Dover.uk.com
If this post contains material that is offensive, inappropriate, illegal, or is a personal attack towards yourself, please report it using the form at the end of this page.

All reported posts will be reviewed by a moderator.
  • The post you are reporting:
     
    I will contribute to this thread but I will only post personal facts and I will not repeat myself.
    Forget Scargill. Kent Miners took no orders him.
    Nearly a year prior to the strike, Kent Miners and every other area, including Nottingham, held an Area Ballot, every area returned a near 100% vote to take industrial action should the coal board try to close any economic pit.
    Many miners were transferred to Cortonwood and over 1 million was spent on refurbishing the washery on pit top and the men were told their jobs were safe.
    This made it very easy for her to start the strike, she new that announcing the closure of Cortonwood would trigger Kent and many other areas to strike in support of Cortonwood Miners. Scargill did not want us to go on strike at that time and asked us to return to work, we refused to return to work and to wait for a National Ballot. We had already held our ballot and having our last National Ballot overturned by Lord Denning, we were not prepared to give them the satisfaction of overturning another. PaulB There was no bizarre reason for Nottingham not going on strike, a couple of years before the strike our national bonus agreements were thrown out and a new one was thrust upon us, a very simple one, the more coal you send out of your pit the more money you got, fixed sum per ton. Sounds fair eh. No, coal seams in Kent averaged 3ft, average in Nottingham 14 ft, ergo, Nottingham Miners would hit the Jackpot, 4 times more bonus than Kent and other areas. Kent rejected this new scheme and a National Ballot was held and the decision was to reject it, Lord Denning overturned the ballot and allowed the Coal board to implement it and Notts miners were quid's in, along with the promise, just before the strike, that if they didn't support the strike, their pits would be safe. It came as no surprise that they would not strike.

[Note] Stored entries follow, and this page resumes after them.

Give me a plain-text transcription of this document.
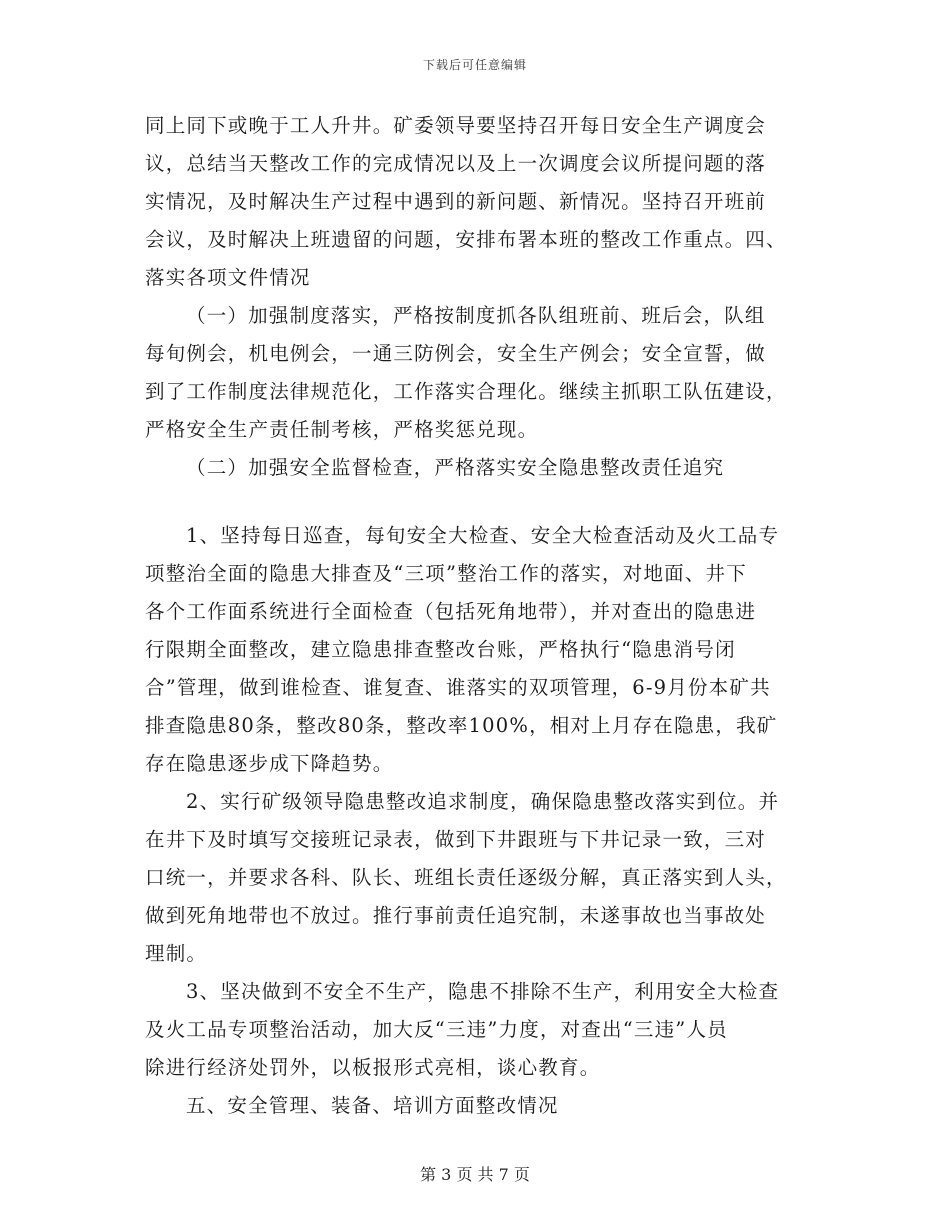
下载后可任意编辑
同上同下或晚于工人升井。矿委领导要坚持召开每日安全生产调度会
议，总结当天整改工作的完成情况以及上一次调度会议所提问题的落
实情况，及时解决生产过程中遇到的新问题、新情况。坚持召开班前
会议，及时解决上班遗留的问题，安排布署本班的整改工作重点。四、
落实各项文件情况
（一）加强制度落实，严格按制度抓各队组班前、班后会，队组
每旬例会，机电例会，一通三防例会，安全生产例会；安全宣誓，做
到了工作制度法律规范化，工作落实合理化。继续主抓职工队伍建设，
严格安全生产责任制考核，严格奖惩兑现。
（二）加强安全监督检查，严格落实安全隐患整改责任追究
1、坚持每日巡查，每旬安全大检查、安全大检查活动及火工品专
项整治全面的隐患大排查及“三项”整治工作的落实，对地面、井下
各个工作面系统进行全面检查（包括死角地带），并对查出的隐患进
行限期全面整改，建立隐患排查整改台账，严格执行“隐患消号闭
合”管理，做到谁检查、谁复查、谁落实的双项管理，6-9月份本矿共
排查隐患80条，整改80条，整改率100%，相对上月存在隐患，我矿
存在隐患逐步成下降趋势。
2、实行矿级领导隐患整改追求制度，确保隐患整改落实到位。并
在井下及时填写交接班记录表，做到下井跟班与下井记录一致，三对
口统一，并要求各科、队长、班组长责任逐级分解，真正落实到人头，
做到死角地带也不放过。推行事前责任追究制，未遂事故也当事故处
理制。
3、坚决做到不安全不生产，隐患不排除不生产，利用安全大检查
及火工品专项整治活动，加大反“三违”力度，对查出“三违”人员
除进行经济处罚外，以板报形式亮相，谈心教育。
五、安全管理、装备、培训方面整改情况
第 3 页 共 7 页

    I'm sure I will get usual rhetoric about scargill, but if mistakes were made, we made them and yes we were outflanked, for years we went about our work, many oblivious to the implementation of the Ridley Report, and Thatcher's establishment of a special inner cabinet of senior ministers who met twice weekly to direct strategy, the battleground upon which the government should take on and defeat the unions, had to be carefully selected and prepared.
    Even Mcgregor admitted she ordered the strike before he died, many people from police to politicians are beginning to face up to what really happened, with more to folow i'm sure of that.
    Question for BarryW, you being the money man, why were nearly all police in the country given a £1000 bonus 6months before the strike?